Na casa de um amigo do Pedro Guerra tem um quadro com uma frase que diz: não há propósito em escrever algo se não for para irritar alguém. Hoje, vamos adaptar para o blog desse jeito: não há propósito nesta entrevista se não for para incomodar você positivamente. Isso mesmo, espero que esta entrevista incomode você da melhor maneira possível. Pois, da DPZ até a Loducca, Pedro Guerra tem ótimas histórias e dicas para contar. Confira.

Boa leitura e bom aprendizado.


1. Fale um pouco da sua trajetória e seu início em São Paulo. Você começou sua carreira em Fortaleza, certo?
Na verdade eu comecei estagiando na DPZ, em 1998. Num daqueles estágios de duas semanas em que você gira pela agência inteira. Perguntei se eu podia ficar as duas semanas só na criação, e eles toparam. Passei uns 9 meses, e voltei para o Ceará. Queria morar lá. Acabei regressando em 2004, junto com o Kleyton Mourão, que veio a ser meu dupla por 11 anos. Entramos aqui numa agência de mídia e conteúdo chamada Synapsys, mas a gente queria propaganda-propaganda mesmo. Era a época em que o Átila Francucci tinha saído da Fischer pra JWT e levado alguns criativos com ele. E nessa clareira, tinha espaço pra dois cearenses.
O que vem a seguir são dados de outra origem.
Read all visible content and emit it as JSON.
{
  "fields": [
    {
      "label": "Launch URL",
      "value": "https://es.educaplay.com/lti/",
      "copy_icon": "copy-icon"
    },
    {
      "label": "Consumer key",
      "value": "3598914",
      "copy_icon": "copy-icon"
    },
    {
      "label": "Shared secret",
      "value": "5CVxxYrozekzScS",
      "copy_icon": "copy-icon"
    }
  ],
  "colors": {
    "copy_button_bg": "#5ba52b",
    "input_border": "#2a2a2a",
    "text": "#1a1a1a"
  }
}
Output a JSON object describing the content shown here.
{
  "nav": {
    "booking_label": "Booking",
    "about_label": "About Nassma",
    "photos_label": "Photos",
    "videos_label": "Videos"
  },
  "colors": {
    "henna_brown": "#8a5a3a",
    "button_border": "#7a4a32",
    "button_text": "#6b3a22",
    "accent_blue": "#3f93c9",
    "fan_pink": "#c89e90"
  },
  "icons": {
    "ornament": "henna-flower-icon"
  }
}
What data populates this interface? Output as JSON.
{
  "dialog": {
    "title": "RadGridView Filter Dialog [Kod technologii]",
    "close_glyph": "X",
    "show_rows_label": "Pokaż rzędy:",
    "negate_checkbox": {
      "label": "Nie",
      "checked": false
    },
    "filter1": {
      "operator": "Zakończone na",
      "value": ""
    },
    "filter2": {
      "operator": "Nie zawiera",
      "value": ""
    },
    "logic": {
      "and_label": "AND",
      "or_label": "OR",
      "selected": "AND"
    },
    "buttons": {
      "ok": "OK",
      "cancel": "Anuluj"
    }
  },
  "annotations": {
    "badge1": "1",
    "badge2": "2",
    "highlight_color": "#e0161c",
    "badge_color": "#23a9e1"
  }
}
2. A Loducca é a primeira agência em que você trabalha como diretor de criação? Como foi a mudança de redator para DC?
Eu nunca havia sido diretor de criação. E francamente não tinha a menor intenção de ser. Foi uma combinação de oportunidade, de gostar da proposta do Guga Ketzer e da promessa de não deixar de colocar a mão na massa. Eu queria continuar criando. Ajudou muito o fato de que duplaria com o Marco Monteiro, um cara com um trabalho sensacional, além de ser gente finíssima.
A mudança de redator para diretor foi tranquila, na verdade. Não tem muita novidade, afinal eu convivi com diretores de criação durante onze anos – o trabalho não era segredo. Procurei – e ainda procuro – tentar não repetir alguns dos erros que me irritavam muito quando eu estava do lado de lá. Não acho, por exemplo, coerente reclamarmos das infinitas instâncias de aprovação nos clientes e repetir a mesma prática no lado de cá do balcão. E o Guga também tem esse perfil desburocratizante, o que facilita. E tento deixar as pessoas tranquilas na criação. A gente passa muito tempo junto, longe da família e sob a pressão natural da nossa profissão. A última coisa que eles precisam é de um chefe com estrelismos. E, como eu costumo dizer, um diretor de criação que não atrapalha já é meio caminho andado para um bom trabalho.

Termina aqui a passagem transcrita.